X-ray diffraction (XRD)
It is to note a starch diffraction pattern in the quinoa flour and the amaranth flour, given that starch has semi-crystalline structure and appears in high proportion in both (Prieto-Méndez, Prieto-García, Bello-Pérez & Román-Gutiérrez, 2010). Diffractograms for quinoa and amaranth flours show peaks in values of 2Θ at 15°, 23° and a double peak at 17° and 18°, which correspond to the amylopectin chains (type A polymorph). There are also few coincidences with amylose peaks (Guantian & Fan, 2017). This also agrees with what was found by Salgado-Cruz, Ramírez-Miranda, Díaz-Ramírez, Alamilla-Beltran & Calderon-Domínguez (2017), for pita breads enriched with chia mucilage. This diffraction pattern is related to the low gelatinization and the minimum loss of crystallinity, in addition to the starch permanence in its native form even at temperatures around 100°C, as observed in DSC (Salgado-Cruz et al., 2017). Diffractogram for chia shows a single widened peak, characteristic of amorphous material, given that the flour does not contain starch. Besides, two well-defined peaks are identified for the chia flour at 15° and 30°, which correspond to calcium and magnesium, respectively.
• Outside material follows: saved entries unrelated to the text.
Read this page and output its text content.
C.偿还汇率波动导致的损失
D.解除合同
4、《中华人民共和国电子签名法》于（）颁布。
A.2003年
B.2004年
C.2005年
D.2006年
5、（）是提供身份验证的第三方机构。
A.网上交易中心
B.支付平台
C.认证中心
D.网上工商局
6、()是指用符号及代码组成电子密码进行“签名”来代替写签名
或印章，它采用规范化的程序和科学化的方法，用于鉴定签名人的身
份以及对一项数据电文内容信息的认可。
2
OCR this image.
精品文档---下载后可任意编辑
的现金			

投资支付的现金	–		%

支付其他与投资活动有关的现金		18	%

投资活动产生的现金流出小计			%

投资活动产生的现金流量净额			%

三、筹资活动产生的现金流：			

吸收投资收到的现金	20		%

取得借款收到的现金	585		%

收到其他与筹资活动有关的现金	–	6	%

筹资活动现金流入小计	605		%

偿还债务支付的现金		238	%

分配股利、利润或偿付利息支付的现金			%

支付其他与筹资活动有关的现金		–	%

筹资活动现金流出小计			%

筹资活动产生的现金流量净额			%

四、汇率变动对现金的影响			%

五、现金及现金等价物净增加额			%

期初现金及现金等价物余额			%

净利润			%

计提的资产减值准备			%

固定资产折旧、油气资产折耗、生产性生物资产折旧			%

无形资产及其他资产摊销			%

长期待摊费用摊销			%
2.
Microstructure characterization
Figures 7 a,b, 7 c,d, and 7 e,f correspond to quinoa, amaranth, and chia flours, respectively. In Figures 7 a and 7 b of quinoa flour, it is observed that the highest contents in flour are the starches of polygon form with the sizes of approximately 1.3 μm, which are grouped to form larger aggregates. Some aggregates and individual granules have been dispersed as a result of the milling process. In the Figures 7c and 7d of the amaranth flour, aggregates of starch without a determined form of the individual granulate are also observed. Besides, a protein matrix surrounding the granules of starch is noticed, which is not seen in the quinoa. This same protein-starch organization was reported for sorghum flour and is associated with low starch digestibility. The morphology of the chia flour in Figures 7e and 7f shows polygonal structures characteristic to fibrillary structures such as cellulose and hemicellulose. Agglomerated spherical structures corresponding to protein structures are also observed (Hasmadi, 2014).
Conclusions
The results obtained from the optical analysis allowed identifying biomolecules like starch, proteins, and fats and their distribution in quinoa, amaranth, and chia seeds. Chia flour had a high functional capacity with WRC, WAC, and SC values three times higher than the values found for quinoa and amaranth flours. The spectra obtained through DSC indicated a broad thermal stability range with loss of structure and crystallinity at temperatures above 100°C for all flours assessed. FTIR analysis permitted establishing structural differences in fat and proteins in chia, quinoa, and amaranth flours. X-ray dispersion patterns identified the type of starch for quinoa and amaranth flours (type A) and two crystalline peaks for chia flour, which corresponds to calcium and magnesium. Scanning electron microscopy images allowed observing aggregate starches in quinoa flour, the complex protein structure surrounding the starches in amaranth flour, and fiber as well as protein structure in chia flour.